Food trucks Deliver rare bright spot in hard-hit West Bank

RAMALLAH, West Bank — The coronavirus catastrophe has struck West Bank restaurants challenging. But one portion of the dining industry is bucking the trend: meals trucks.

With dine-in restaurants largely closed because of health limitations, food trucks have enabled entrepreneurial businessmen to discover a means to keep working out. It is a rare bright spot in a land where unemployment is well over 20 percent.

Issa Haj Yasin, an engineering student, opened his initial meals truck before the coronavirus meltdown to give himself an income to pay his college tuition and living expenses.

The company stopped in the very first months of the tragedy but reopened since the pandemic worsened.

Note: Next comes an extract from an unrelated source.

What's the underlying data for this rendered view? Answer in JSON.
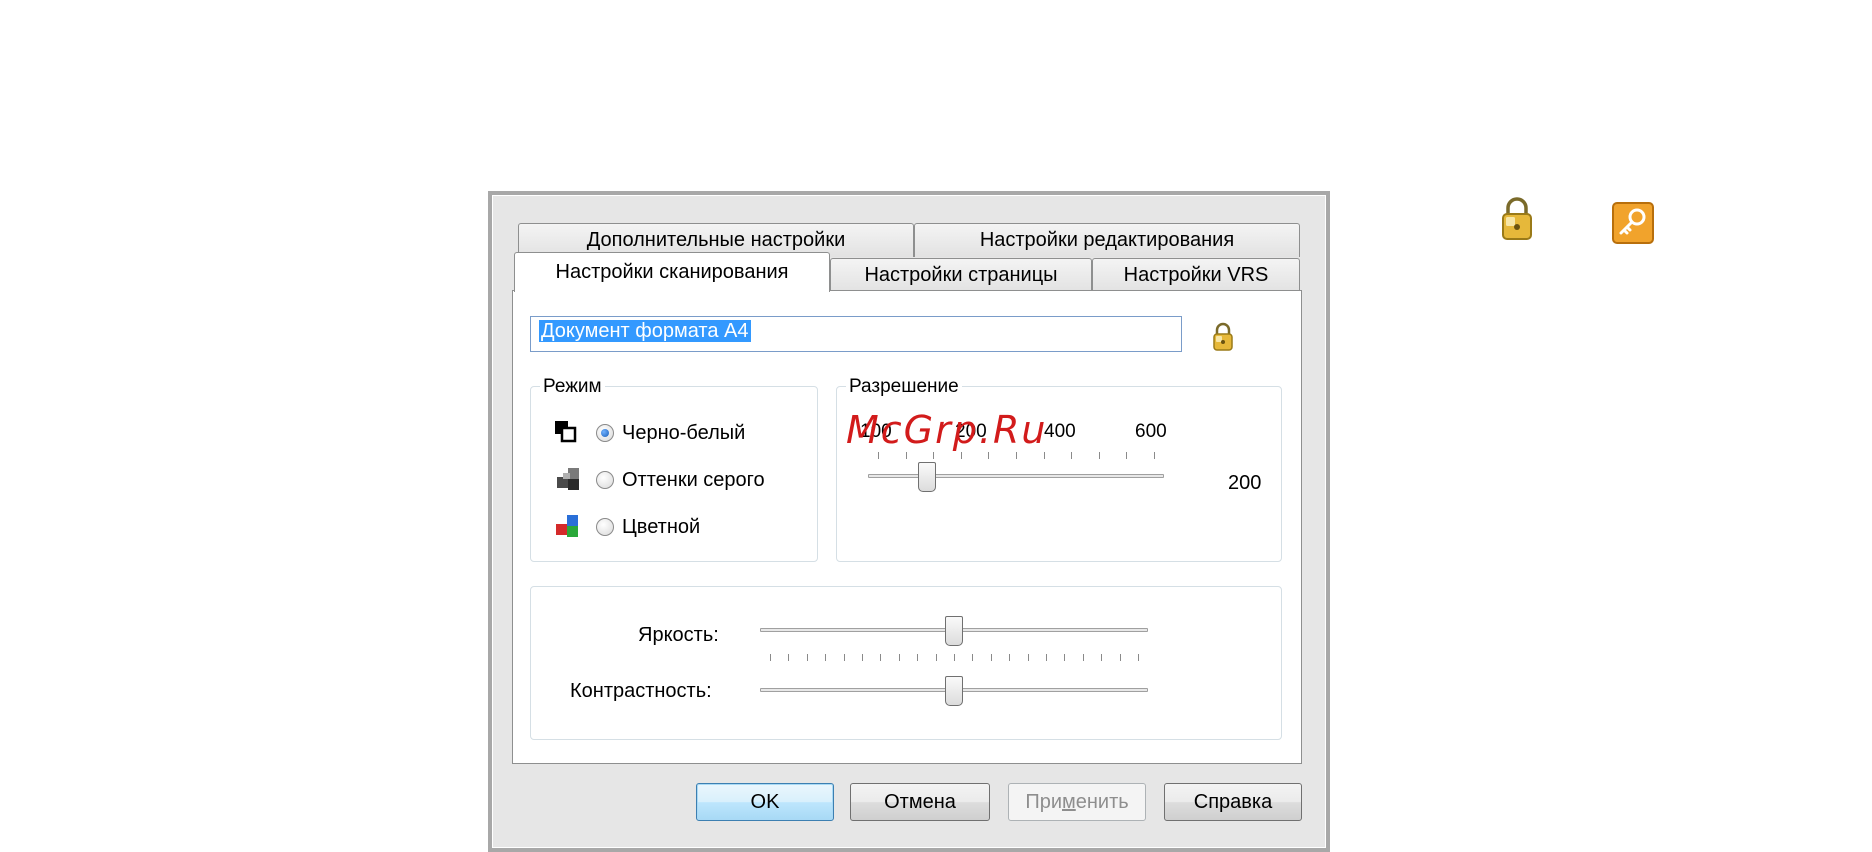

“I have six workers that are working in 2 trucks, and I am planning a brand new van that will have yet another four new workers,” Haj Yasin said. The vehicle parked by the curb onto a central street in the West Bank town of Ramallah as employees grilled hot dogs and clients waited patiently to get their orders.

Mohammed Shkukani is just another entrepreneur who runs a java van at Ramallah. He explained the mobile van was his very first organization. “If I confront a political or economic problem at a location, I could move to some other location,” he explained.

The pandemic comes in a tough time for the economy.

After comparative success comprising the virus this spring, the land has obtained a similar trajectory as that of Israel using a post-lockdown growth in cases that compelled the Palestinian Authority to impose a 10-day lockdown in July. The PA has reported over 35,000 cases from the West Bank and over 250 deaths.

Over a quarter of Palestinians lived in poverty before the virus. The World Bank states the figure has probably risen to 30 percent from the West Bank.